Pemuda di Makassar Tewas Lebam Usai Ditangkap, 8 Polisi Diperiksa

Polisi gelar jumpa pers terkait kasus pelaku narkoba yang tewas usai ditangkap
Polisi gelar jumpa pers terkait kasus pelaku narkoba yang tewas usai ditangkap
Sumber :
  • VIVA/Supriadi Maud

VIVA – Propam Polda Sulawesi Selatan (Sulsel) mengusut kasus pria bernama Muh Arfandi (18) yang tewas usai ditangkap polisi di Kota Makassar. Sebanyak 8 anggota Polri diperiksa dan satu di antaranya merupakan perwira.

Kabid Propam Polda Sulsel Kombes Agoeng Adi Koerniawan di Polrestabes Makassar menuturkan bahwa pemeriksaan terhadap 8 anggota Polri itu merupakan buntut dari kematian pelaku kasus narkoba yang tewas usai ditangkap.

"Benar, tujuh anggota diperiksa. Satu di antaranya perwira. Kasusnya buntut pelaku yang mereka tangkap," kata Kabid Propam Polda Sulsel Kombes Agoeng Adi Koerniawan di Polrestabes Makassar saat dimintai konfirmasi, Senin 16 Mei 2022.
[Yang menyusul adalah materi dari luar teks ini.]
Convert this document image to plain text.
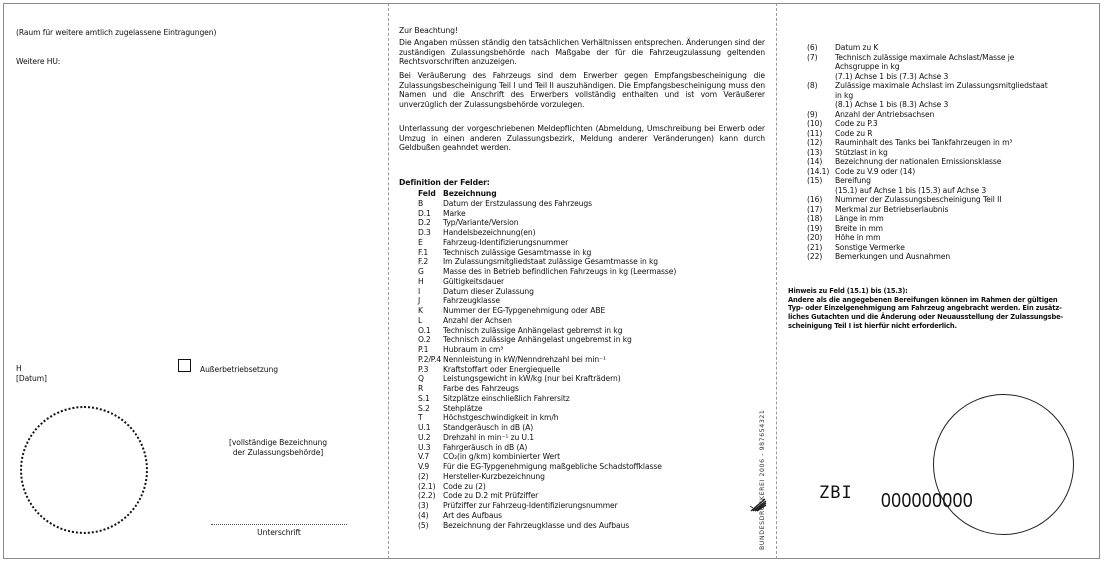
(Raum für weitere amtlich zugelassene Eintragungen)
Weitere HU:
H
[Datum]
Außerbetriebsetzung
[vollständige Bezeichnung
der Zulassungsbehörde]
Unterschrift
Zur Beachtung!
Die Angaben müssen ständig den tatsächlichen Verhältnissen entsprechen. Änderungen sind der zuständigen Zulassungsbehörde nach Maßgabe der für die Fahrzeugzulassung geltenden Rechtsvorschriften anzuzeigen.
Bei Veräußerung des Fahrzeugs sind dem Erwerber gegen Empfangsbescheinigung die Zulassungsbescheinigung Teil I und Teil II auszuhändigen. Die Empfangsbescheinigung muss den Namen und die Anschrift des Erwerbers vollständig enthalten und ist vom Veräußerer unverzüglich der Zulassungsbehörde vorzulegen.
Unterlassung der vorgeschriebenen Meldepflichten (Abmeldung, Umschreibung bei Erwerb oder Umzug in einen anderen Zulassungsbezirk, Meldung anderer Veränderungen) kann durch Geldbußen geahndet werden.
Definition der Felder:
Feld Bezeichnung
B	Datum der Erstzulassung des Fahrzeugs
D.1	Marke
D.2	Typ/Variante/Version
D.3	Handelsbezeichnung(en)
E	Fahrzeug-Identifizierungsnummer
F.1	Technisch zulässige Gesamtmasse in kg
F.2	Im Zulassungsmitgliedstaat zulässige Gesamtmasse in kg
G	Masse des in Betrieb befindlichen Fahrzeugs in kg (Leermasse)
H	Gültigkeitsdauer
I	Datum dieser Zulassung
J	Fahrzeugklasse
K	Nummer der EG-Typgenehmigung oder ABE
L	Anzahl der Achsen
O.1	Technisch zulässige Anhängelast gebremst in kg
O.2	Technisch zulässige Anhängelast ungebremst in kg
P.1	Hubraum in cm³
P.2/P.4 Nennleistung in kW/Nenndrehzahl bei min⁻¹
P.3	Kraftstoffart oder Energiequelle
Q	Leistungsgewicht in kW/kg (nur bei Krafträdern)
R	Farbe des Fahrzeugs
S.1	Sitzplätze einschließlich Fahrersitz
S.2	Stehplätze
T	Höchstgeschwindigkeit in km/h
U.1	Standgeräusch in dB (A)
U.2	Drehzahl in min⁻¹ zu U.1
U.3	Fahrgeräusch in dB (A)
V.7	CO₂(in g/km) kombinierter Wert
V.9	Für die EG-Typgenehmigung maßgebliche Schadstoffklasse
(2)	Hersteller-Kurzbezeichnung
(2.1) Code zu (2)
(2.2) Code zu D.2 mit Prüfziffer
(3)	Prüfziffer zur Fahrzeug-Identifizierungsnummer
(4)	Art des Aufbaus
(5)	Bezeichnung der Fahrzeugklasse und des Aufbaus	BUNDESDRUCKEREI 2006 - 987654321
(6)	Datum zu K
(7)	Technisch zulässige maximale Achslast/Masse je
Achsgruppe in kg
(7.1) Achse 1 bis (7.3) Achse 3
(8)	Zulässige maximale Achslast im Zulassungsmitgliedstaat
in kg
(8.1) Achse 1 bis (8.3) Achse 3
(9)	Anzahl der Antriebsachsen
(10)	Code zu P.3
(11)	Code zu R
(12)	Rauminhalt des Tanks bei Tankfahrzeugen in m³
(13)	Stützlast in kg
(14)	Bezeichnung der nationalen Emissionsklasse
(14.1) Code zu V.9 oder (14)
(15)	Bereifung
(15.1) auf Achse 1 bis (15.3) auf Achse 3
(16)	Nummer der Zulassungsbescheinigung Teil II
(17)	Merkmal zur Betriebserlaubnis
(18)	Länge in mm
(19)	Breite in mm
(20)	Höhe in mm
(21)	Sonstige Vermerke
(22)	Bemerkungen und Ausnahmen
Hinweis zu Feld (15.1) bis (15.3):
Andere als die angegebenen Bereifungen können im Rahmen der gültigen
Typ- oder Einzelgenehmigung am Fahrzeug angebracht werden. Ein zusätz-
liches Gutachten und die Änderung oder Neuausstellung der Zulassungsbe-
scheinigung Teil I ist hierfür nicht erforderlich.
ZBI 000000000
Kombes Agoeng menerangkan bahwa dari hasil pemeriksaan sementara, pihaknya belum bisa membeberkan lebih jauh. Pasalnya, sampai saat ini pihaknya masih mendalami kasus kematian Arfandi. Dia hanya mengaku akan bertindak tegas bila ada oknum anggota Polri yang terlibat dalam kasus ini.

"Kami tak bisa berikan keterangan ada awal. Kami masih proses. Intinya kalau memang nanti ditemukan pelanggaran kode etik, kami tangani," kata dia lagi.

Agoeng juga mengaku belum bisa memastikan bahwa jenazah Arfandi yang mengalami sejumlah luka di beberapa bagian tubuhnya itu adalah bekas tindak pidana penganiayaan. Dia hanya menyebut pihaknya akan terus mendalami pemeriksaan kedelapan anggota Polri itu

"Tentu kami juga akan melihat bukti apa yang akan disampaikan. Apakah benar ada penganiayaan atau tidak. Faktanya memang ada luka itu," ungkap Agoeng.